Data Extraction Scripts
The leaderboard includes scripts to automatically extract and update data from external sources:
extract_portuguese_leaderboard.py
This script extracts benchmark results from the Open Portuguese LLM Leaderboard:
- Fetches data from the Hugging Face Spaces leaderboard
- Updates the
portuguese_leaderboard.csv
file - Includes both open-source and proprietary models
- Automatically handles data formatting and validation
download_external_models.py
This script downloads additional model data:
- Fetches model metadata from various sources
- Updates the
external_models.csv
file - Includes model links and performance metrics
- Ensures data consistency with the main leaderboard
Note: These scripts require internet connection and may take a few minutes to complete. Run them periodically to keep the leaderboard data up to date.
Usage
Benchmark Results Tab
- Single Comprehensive Table: Shows all models with one column per dataset
- Dataset Columns: Each dataset has its own column showing model performance scores
- Average Column: Shows the average performance across all datasets for each model
- Model Column: Clickable links to Hugging Face model pages
- Sorted Results: Models are sorted by overall average performance (descending)
Model Analysis Tab
- Radar chart showing each model's performance across all datasets
- Default view: Shows only bertimbau-large and mdeberta-v3-base models
- Interactive legend: Click to show/hide models, double-click to isolate
- Each line represents one model, each point represents one dataset
- Color-coded by model architecture
- Interactive hover information with detailed performance metrics
Model Hub Tab
- Access links to pre-trained models on Hugging Face
- Models are organized by dataset and architecture type
- Direct links to model repositories
Supported Datasets
The app includes all Napolab datasets:
- ASSIN: Semantic Similarity and Textual Entailment
- ASSIN 2: Semantic Similarity and Textual Entailment (v2)
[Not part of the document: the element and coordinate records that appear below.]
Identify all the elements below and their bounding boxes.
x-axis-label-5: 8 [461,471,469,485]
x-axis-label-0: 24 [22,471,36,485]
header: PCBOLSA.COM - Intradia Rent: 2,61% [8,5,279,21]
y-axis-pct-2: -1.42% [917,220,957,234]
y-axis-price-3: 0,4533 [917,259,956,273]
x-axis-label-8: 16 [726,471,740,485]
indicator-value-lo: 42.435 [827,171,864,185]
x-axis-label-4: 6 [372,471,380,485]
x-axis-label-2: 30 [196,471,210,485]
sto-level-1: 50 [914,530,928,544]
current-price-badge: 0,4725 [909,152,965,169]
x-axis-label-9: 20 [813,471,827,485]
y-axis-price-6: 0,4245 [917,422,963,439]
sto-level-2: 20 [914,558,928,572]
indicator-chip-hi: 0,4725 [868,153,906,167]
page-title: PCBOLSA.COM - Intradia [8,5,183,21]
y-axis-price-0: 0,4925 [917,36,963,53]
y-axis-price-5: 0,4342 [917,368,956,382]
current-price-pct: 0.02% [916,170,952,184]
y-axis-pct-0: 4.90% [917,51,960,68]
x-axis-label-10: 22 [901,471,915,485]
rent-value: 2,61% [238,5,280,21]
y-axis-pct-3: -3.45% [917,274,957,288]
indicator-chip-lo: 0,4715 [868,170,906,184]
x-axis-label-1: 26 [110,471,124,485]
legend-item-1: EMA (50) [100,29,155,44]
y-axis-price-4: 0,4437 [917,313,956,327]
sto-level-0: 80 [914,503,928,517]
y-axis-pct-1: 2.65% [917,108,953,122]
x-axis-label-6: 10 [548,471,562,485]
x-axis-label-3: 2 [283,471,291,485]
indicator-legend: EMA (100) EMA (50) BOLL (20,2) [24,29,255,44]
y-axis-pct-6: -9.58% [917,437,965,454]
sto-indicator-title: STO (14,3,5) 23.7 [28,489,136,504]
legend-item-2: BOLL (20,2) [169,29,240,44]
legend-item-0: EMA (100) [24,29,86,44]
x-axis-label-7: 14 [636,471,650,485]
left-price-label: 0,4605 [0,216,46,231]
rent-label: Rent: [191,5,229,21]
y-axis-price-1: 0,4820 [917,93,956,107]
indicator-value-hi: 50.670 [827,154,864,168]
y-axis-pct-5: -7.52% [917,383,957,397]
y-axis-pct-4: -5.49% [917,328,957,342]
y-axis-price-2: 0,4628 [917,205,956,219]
- Rerelem: Relational Reasoning
- HateBR: Hate Speech Detection
- Reli-SA: Religious Sentiment Analysis
- FaQUaD-NLI: Factual Question Answering and NLI
- PorSimplesSent: Simple Sentences Sentiment Analysis
Model Architectures
The benchmark includes models based on:
- mDeBERTa v3: Multilingual DeBERTa v3
- BERT Large: Large Portuguese BERT
- BERT Base: Base Portuguese BERT
Data Management
The app now uses a YAML configuration file (data.yaml
) for all data, making it easy to edit and maintain.
Editing Data
Simply edit the data.yaml
file to:
- Add new datasets
- Update benchmark results
- Add new models
- Modify model metadata
Data Structure
The YAML file contains four main sections:
- datasets: Information about each dataset
- benchmark_results: Performance metrics for models on datasets
- model_metadata: Model information (parameters, architecture, etc.)
- additional_models: Additional models for the Model Hub
Data Management Tools
Use the manage_data.py
script for data operations:
# Validate the data structure
python manage_data.py validate
# Add a new dataset
python manage_data.py add-dataset \
--dataset-name "new_dataset" \
--dataset-display-name "New Dataset" \
--dataset-description "Description of the dataset" \
--dataset-tasks "Classification" "Sentiment Analysis" \
--dataset-url "https://huggingface.co/datasets/new_dataset"
# Add benchmark results
python manage_data.py add-benchmark \
--dataset-name "assin" \
--model-name "new-model" \
--metrics "accuracy=0.92" "f1=0.91"
# Add model metadata
python manage_data.py add-model \
--model-name "new-model" \
--parameters 110000000 \
--architecture "BERT Base" \
--base-model "bert-base-uncased" \
--task "Classification" \
--huggingface-url "https://huggingface.co/new-model"
Customization
To add new datasets or benchmark results:
- Edit the
data.yaml
file directly, or - Use the
manage_data.py
script for structured additions - The app will automatically reload the data when restarted
Troubleshooting
- Dataset loading errors: Ensure you have internet connection to access Hugging Face datasets
- Memory issues: Reduce the number of samples in the Dataset Explorer
- Port conflicts: Change the port in the
app.launch()
call
Contributing
Feel free to contribute by:
- Adding new datasets
- Improving visualizations
- Adding new features
- Reporting bugs
License
This project follows the same license as the main Napolab repository.